The U.S. Senate has confirmed Tom Wheeler as the new chairman of the Federal Communications Commission (FCC) and Michael O’Rielly as its newest commissioner.
Wheeler takes the place of Julius Genachowski, who announced his intended departure in March, while O’Rielly, a Republican, takes the place of Robert M. McDowell, who announced the same month his own plans for time off, after seven years of “serving the American people.“
The commission consists of two Republican and two Democrat commissioners and a presidential-appointee chairperson.
“I have no doubt that [Wheeler] will be an outstanding FCC Chairman,” said Commissioner Mignon Clyburn, who rose to the position of acting chair during the five months between Genachowski’s departure and the Senate dotting its i’s. “Tom brings a tremendous depth of experience, talent and knowledge that will serve him well as the leader of this critically important agency.”

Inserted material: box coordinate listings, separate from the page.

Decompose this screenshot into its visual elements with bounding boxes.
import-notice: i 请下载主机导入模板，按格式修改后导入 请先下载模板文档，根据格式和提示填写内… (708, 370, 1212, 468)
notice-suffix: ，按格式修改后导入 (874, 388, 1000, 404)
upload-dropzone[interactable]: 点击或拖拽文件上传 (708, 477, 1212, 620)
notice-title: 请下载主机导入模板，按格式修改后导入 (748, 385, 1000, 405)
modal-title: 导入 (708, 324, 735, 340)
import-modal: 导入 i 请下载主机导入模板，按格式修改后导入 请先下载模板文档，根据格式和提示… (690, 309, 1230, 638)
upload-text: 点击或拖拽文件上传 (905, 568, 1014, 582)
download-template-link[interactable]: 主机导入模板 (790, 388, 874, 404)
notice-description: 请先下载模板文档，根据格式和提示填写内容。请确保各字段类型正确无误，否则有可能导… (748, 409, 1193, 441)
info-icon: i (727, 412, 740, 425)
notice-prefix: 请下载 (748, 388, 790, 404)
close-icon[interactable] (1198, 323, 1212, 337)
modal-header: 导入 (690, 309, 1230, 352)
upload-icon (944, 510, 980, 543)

President Obama nominated Wheeler in May, calling him the “Bo Jackson of telecom” and the “only member of both the cable television and wireless industry halls of fame.”
Wheeler was “in charge of the group that advises the FCC on the latest technology issues,” the president continued. “He’s helped give American consumers more choices and better products. So Tom knows this stuff inside and out.”
Wheeler takes the position as all eyes in the wireless industry are on the FCC, which has said it will host a wireless spectrum auction in 2014.
T-Mobile and Sprint have been aggressively lobbying the FCC to put spectrum purchase limits in place, so that the massive pocketbooks of Verizon and AT&T don’t prevent all others from benefiting from the rare event, while Verizon and AT&T have presented research and written letters insisting, among other points, that limits could lessen the revenue that the auction brings in.
While income wouldn’t normally be an acceptable high priority for the FCC, an agenda of the auction is to raise $7 billion for the construction of a nationwide wireless emergency communications network.
The carriers are also concerned about whether they’ll have equal opportunities to bid on sub-1GHz spectrum bands (the lower bands offer better in-building cellular coverage), along with a host of other issues that will need to be addressed.
While Clyburn was far from a seat-warmer during her five-month stint, the decisions around the auction are major ones that have been waiting for the new chairman.
That is not to say they’ll be settled soon.
Wheeler Confirmed to FCC as Industry Readies for Auction
“This isn’t something that’s going to happen in the first couple weeks,” Harold Feld, senior vice president of public advocacy group Public Knowledge, told eWEEK. “The expectation is that staff has been working on this, and Wheeler has been keeping up to date—it’s not like he’s starting from scratch. But they’re also not his decisions alone. He has to get a majority of the commissioners to agree to his package, and there are a lot of stakeholders with interests.”
Feld went on to say that multiple items will need to be addressed—as the spectrum cap matter is just a small piece of it—and each presents very complicated issues. On top of that, there’s the matter of the auction itself and how the bidding will work.
“It’s the first time we’ve done something like this—it’s the first time anyone in the world has done something like this—so it’s not like you take the usual rules and tweak them. You have to make up something new. … It’s important to appreciate the complication here,” said Feld.
A very best-case scenario, he estimated, is that an order—a rough draft—will be circulating by January 2014.
While the spectrum cap issue has been split along party lines, much else about the auctions isn’t.
“It’s really hard to know where the commissioners will split,” said Feld.
When asked his feelings about Wheeler, Feld offered two points.
“I don’t know him personally, but people whose opinions I value, not just as people but as public advocates, say, ‘Tom Wheeler’s going to be his own guy, not an industry stooge.’ So I believe that.”
His second point: Wheeler won’t be worried about getting on the bad side of a company or carrier.
“He’s already made his pile, and his next stop is retirement,” said Feld, “as opposed to being worried about the revolving door.”